Practically speaking, for each control, which contains a Requirement Statement and a control description, a users for the company will assess the maturity of the company against the control and add supporting statements and evidence. Having been through this multiple times, it can be a time consuming process to populate the entire CSF.

For each control in the HITRUST CSF, there are 3 different Implementation Levels. As you go up in Implementation level, the requirements for each control increase. The implementation level for each control is determined by the specific calculated risk for that organization, application, or environment. The higher the determined risk, the higher the implementation level. A large health system will have different requirements that a small digital health startup. Risk is determined by the following factors (and done automatically by the CSF):

  1. Organizational - scope and scale of the company;
  2. Regulator - regulations to which the company must comply (PCI, HITECH, etc); and
  3. System - type of data processed and accessibility (mobile, public Internet, etc).

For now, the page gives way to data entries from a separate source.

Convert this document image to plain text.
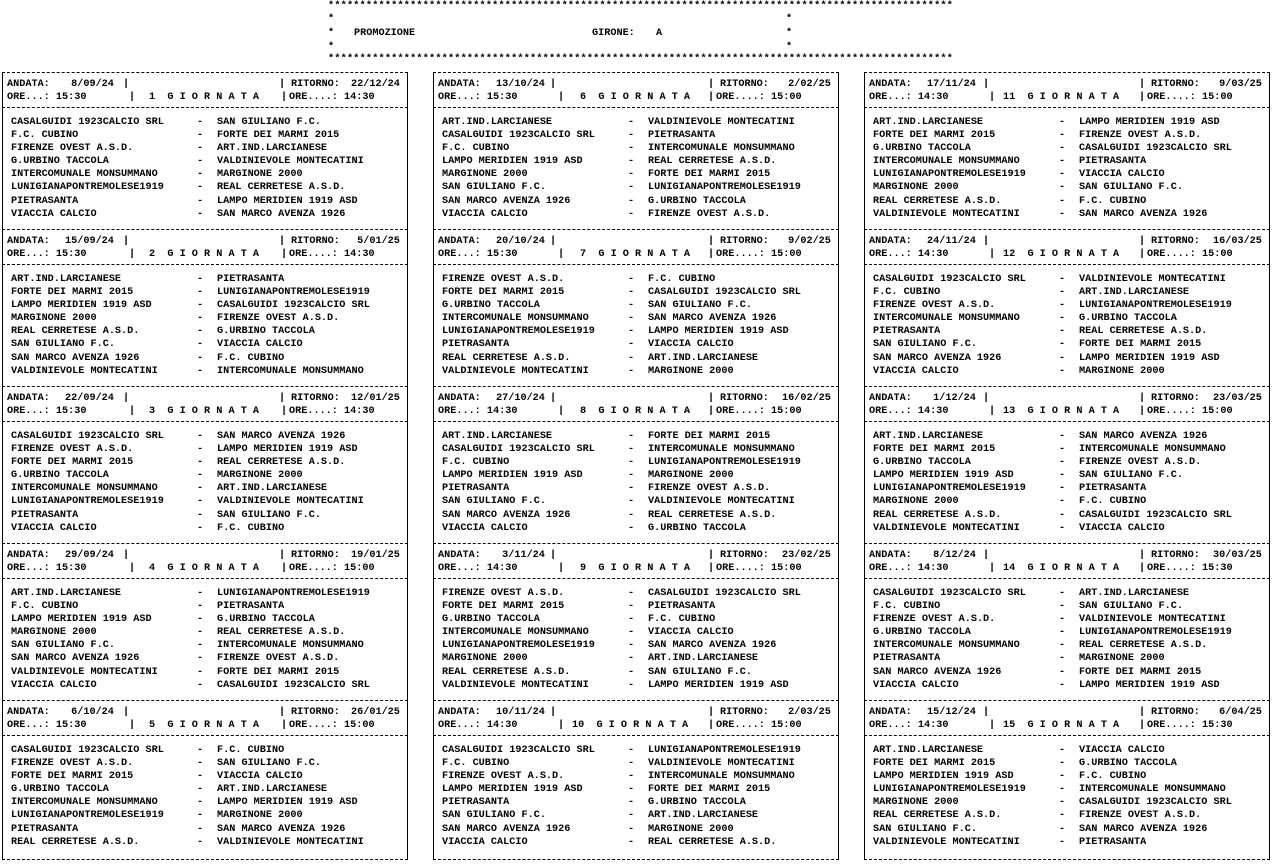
***************************************************************************************************
*
*
*
*
*
*
PROMOZIONE	GIRONE: A
***************************************************************************************************
ANDATA: 8/09/24 |	| RITORNO: 22/12/24
ORE...: 15:30	| 1  G I O R N A T A | ORE....: 14:30
CASALGUIDI 1923CALCIO SRL	- SAN GIULIANO F.C.
F.C. CUBINO	- FORTE DEI MARMI 2015
FIRENZE OVEST A.S.D.	- ART.IND.LARCIANESE
G.URBINO TACCOLA	- VALDINIEVOLE MONTECATINI
INTERCOMUNALE MONSUMMANO	- MARGINONE 2000
LUNIGIANAPONTREMOLESE1919	- REAL CERRETESE A.S.D.
PIETRASANTA	- LAMPO MERIDIEN 1919 ASD
VIACCIA CALCIO	- SAN MARCO AVENZA 1926
ANDATA: 15/09/24 |	| RITORNO: 5/01/25
ORE...: 15:30	| 2  G I O R N A T A | ORE....: 14:30
ART.IND.LARCIANESE	- PIETRASANTA
FORTE DEI MARMI 2015	- LUNIGIANAPONTREMOLESE1919
LAMPO MERIDIEN 1919 ASD	- CASALGUIDI 1923CALCIO SRL
MARGINONE 2000	- FIRENZE OVEST A.S.D.
REAL CERRETESE A.S.D.	- G.URBINO TACCOLA
SAN GIULIANO F.C.	- VIACCIA CALCIO
SAN MARCO AVENZA 1926	- F.C. CUBINO
VALDINIEVOLE MONTECATINI	- INTERCOMUNALE MONSUMMANO
ANDATA: 22/09/24 |	| RITORNO: 12/01/25
ORE...: 15:30	| 3  G I O R N A T A | ORE....: 14:30
CASALGUIDI 1923CALCIO SRL	- SAN MARCO AVENZA 1926
FIRENZE OVEST A.S.D.	- LAMPO MERIDIEN 1919 ASD
FORTE DEI MARMI 2015	- REAL CERRETESE A.S.D.
G.URBINO TACCOLA	- MARGINONE 2000
INTERCOMUNALE MONSUMMANO	- ART.IND.LARCIANESE
LUNIGIANAPONTREMOLESE1919	- VALDINIEVOLE MONTECATINI
PIETRASANTA	- SAN GIULIANO F.C.
VIACCIA CALCIO	- F.C. CUBINO
ANDATA: 29/09/24 |	| RITORNO: 19/01/25
ORE...: 15:30	| 4  G I O R N A T A | ORE....: 15:00
ART.IND.LARCIANESE	- LUNIGIANAPONTREMOLESE1919
F.C. CUBINO	- PIETRASANTA
LAMPO MERIDIEN 1919 ASD	- G.URBINO TACCOLA
MARGINONE 2000	- REAL CERRETESE A.S.D.
SAN GIULIANO F.C.	- INTERCOMUNALE MONSUMMANO
SAN MARCO AVENZA 1926	- FIRENZE OVEST A.S.D.
VALDINIEVOLE MONTECATINI	- FORTE DEI MARMI 2015
VIACCIA CALCIO	- CASALGUIDI 1923CALCIO SRL
ANDATA: 6/10/24 |	| RITORNO: 26/01/25
ORE...: 15:30	| 5  G I O R N A T A | ORE....: 15:00
CASALGUIDI 1923CALCIO SRL	- F.C. CUBINO
FIRENZE OVEST A.S.D.	- SAN GIULIANO F.C.
FORTE DEI MARMI 2015	- VIACCIA CALCIO
G.URBINO TACCOLA	- ART.IND.LARCIANESE
INTERCOMUNALE MONSUMMANO	- LAMPO MERIDIEN 1919 ASD
LUNIGIANAPONTREMOLESE1919	- MARGINONE 2000
PIETRASANTA	- SAN MARCO AVENZA 1926
REAL CERRETESE A.S.D.	- VALDINIEVOLE MONTECATINI
ANDATA: 13/10/24 |	| RITORNO: 2/02/25
ORE...: 15:30	| 6  G I O R N A T A | ORE....: 15:00
ART.IND.LARCIANESE	- VALDINIEVOLE MONTECATINI
CASALGUIDI 1923CALCIO SRL	- PIETRASANTA
F.C. CUBINO	- INTERCOMUNALE MONSUMMANO
LAMPO MERIDIEN 1919 ASD	- REAL CERRETESE A.S.D.
MARGINONE 2000	- FORTE DEI MARMI 2015
SAN GIULIANO F.C.	- LUNIGIANAPONTREMOLESE1919
SAN MARCO AVENZA 1926	- G.URBINO TACCOLA
VIACCIA CALCIO	- FIRENZE OVEST A.S.D.
ANDATA: 20/10/24 |	| RITORNO: 9/02/25
ORE...: 15:30	| 7  G I O R N A T A | ORE....: 15:00
FIRENZE OVEST A.S.D.	- F.C. CUBINO
FORTE DEI MARMI 2015	- CASALGUIDI 1923CALCIO SRL
G.URBINO TACCOLA	- SAN GIULIANO F.C.
INTERCOMUNALE MONSUMMANO	- SAN MARCO AVENZA 1926
LUNIGIANAPONTREMOLESE1919	- LAMPO MERIDIEN 1919 ASD
PIETRASANTA	- VIACCIA CALCIO
REAL CERRETESE A.S.D.	- ART.IND.LARCIANESE
VALDINIEVOLE MONTECATINI	- MARGINONE 2000
ANDATA: 27/10/24 |	| RITORNO: 16/02/25
ORE...: 14:30	| 8  G I O R N A T A | ORE....: 15:00
ART.IND.LARCIANESE	- FORTE DEI MARMI 2015
CASALGUIDI 1923CALCIO SRL	- INTERCOMUNALE MONSUMMANO
F.C. CUBINO	- LUNIGIANAPONTREMOLESE1919
LAMPO MERIDIEN 1919 ASD	- MARGINONE 2000
PIETRASANTA	- FIRENZE OVEST A.S.D.
SAN GIULIANO F.C.	- VALDINIEVOLE MONTECATINI
SAN MARCO AVENZA 1926	- REAL CERRETESE A.S.D.
VIACCIA CALCIO	- G.URBINO TACCOLA
ANDATA: 3/11/24 |	| RITORNO: 23/02/25
ORE...: 14:30	| 9  G I O R N A T A | ORE....: 15:00
FIRENZE OVEST A.S.D.	- CASALGUIDI 1923CALCIO SRL
FORTE DEI MARMI 2015	- PIETRASANTA
G.URBINO TACCOLA	- F.C. CUBINO
INTERCOMUNALE MONSUMMANO	- VIACCIA CALCIO
LUNIGIANAPONTREMOLESE1919	- SAN MARCO AVENZA 1926
MARGINONE 2000	- ART.IND.LARCIANESE
REAL CERRETESE A.S.D.	- SAN GIULIANO F.C.
VALDINIEVOLE MONTECATINI	- LAMPO MERIDIEN 1919 ASD
ANDATA: 10/11/24 |	| RITORNO: 2/03/25
ORE...: 14:30	| 10  G I O R N A T A | ORE....: 15:00
CASALGUIDI 1923CALCIO SRL	- LUNIGIANAPONTREMOLESE1919
F.C. CUBINO	- VALDINIEVOLE MONTECATINI
FIRENZE OVEST A.S.D.	- INTERCOMUNALE MONSUMMANO
LAMPO MERIDIEN 1919 ASD	- FORTE DEI MARMI 2015
PIETRASANTA	- G.URBINO TACCOLA
SAN GIULIANO F.C.	- ART.IND.LARCIANESE
SAN MARCO AVENZA 1926	- MARGINONE 2000
VIACCIA CALCIO	- REAL CERRETESE A.S.D.
ANDATA: 17/11/24 |	| RITORNO: 9/03/25
ORE...: 14:30	| 11  G I O R N A T A | ORE....: 15:00
ART.IND.LARCIANESE	- LAMPO MERIDIEN 1919 ASD
FORTE DEI MARMI 2015	- FIRENZE OVEST A.S.D.
G.URBINO TACCOLA	- CASALGUIDI 1923CALCIO SRL
INTERCOMUNALE MONSUMMANO	- PIETRASANTA
LUNIGIANAPONTREMOLESE1919	- VIACCIA CALCIO
MARGINONE 2000	- SAN GIULIANO F.C.
REAL CERRETESE A.S.D.	- F.C. CUBINO
VALDINIEVOLE MONTECATINI	- SAN MARCO AVENZA 1926
ANDATA: 24/11/24 |	| RITORNO: 16/03/25
ORE...: 14:30	| 12  G I O R N A T A | ORE....: 15:00
CASALGUIDI 1923CALCIO SRL	- VALDINIEVOLE MONTECATINI
F.C. CUBINO	- ART.IND.LARCIANESE
FIRENZE OVEST A.S.D.	- LUNIGIANAPONTREMOLESE1919
INTERCOMUNALE MONSUMMANO	- G.URBINO TACCOLA
PIETRASANTA	- REAL CERRETESE A.S.D.
SAN GIULIANO F.C.	- FORTE DEI MARMI 2015
SAN MARCO AVENZA 1926	- LAMPO MERIDIEN 1919 ASD
VIACCIA CALCIO	- MARGINONE 2000
ANDATA: 1/12/24 |	| RITORNO: 23/03/25
ORE...: 14:30	| 13  G I O R N A T A | ORE....: 15:00
ART.IND.LARCIANESE	- SAN MARCO AVENZA 1926
FORTE DEI MARMI 2015	- INTERCOMUNALE MONSUMMANO
G.URBINO TACCOLA	- FIRENZE OVEST A.S.D.
LAMPO MERIDIEN 1919 ASD	- SAN GIULIANO F.C.
LUNIGIANAPONTREMOLESE1919	- PIETRASANTA
MARGINONE 2000	- F.C. CUBINO
REAL CERRETESE A.S.D.	- CASALGUIDI 1923CALCIO SRL
VALDINIEVOLE MONTECATINI	- VIACCIA CALCIO
ANDATA: 8/12/24 |	| RITORNO: 30/03/25
ORE...: 14:30	| 14  G I O R N A T A | ORE....: 15:30
CASALGUIDI 1923CALCIO SRL	- ART.IND.LARCIANESE
F.C. CUBINO	- SAN GIULIANO F.C.
FIRENZE OVEST A.S.D.	- VALDINIEVOLE MONTECATINI
G.URBINO TACCOLA	- LUNIGIANAPONTREMOLESE1919
INTERCOMUNALE MONSUMMANO	- REAL CERRETESE A.S.D.
PIETRASANTA	- MARGINONE 2000
SAN MARCO AVENZA 1926	- FORTE DEI MARMI 2015
VIACCIA CALCIO	- LAMPO MERIDIEN 1919 ASD
ANDATA: 15/12/24 |	| RITORNO: 6/04/25
ORE...: 14:30	| 15  G I O R N A T A | ORE....: 15:30
ART.IND.LARCIANESE	- VIACCIA CALCIO
FORTE DEI MARMI 2015	- G.URBINO TACCOLA
LAMPO MERIDIEN 1919 ASD	- F.C. CUBINO
LUNIGIANAPONTREMOLESE1919	- INTERCOMUNALE MONSUMMANO
MARGINONE 2000	- CASALGUIDI 1923CALCIO SRL
REAL CERRETESE A.S.D.	- FIRENZE OVEST A.S.D.
SAN GIULIANO F.C.	- SAN MARCO AVENZA 1926
VALDINIEVOLE MONTECATINI	- PIETRASANTA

The HITRUST CSF serves as the basis for a HITRUST assessment. It can also be used as a risk management tool on an ongoing basis. Used for risk management, it is updated regularly and identified or emerging gaps in security are documented, and ideally mitigates, as they arise.

The HITRUST CSF is a meta-framework that maps to multiple regulations and data protection regimes, providing prescriptive guidance for each control. It is the basis for HITRUST Assurance, assessments, and shared responsibility.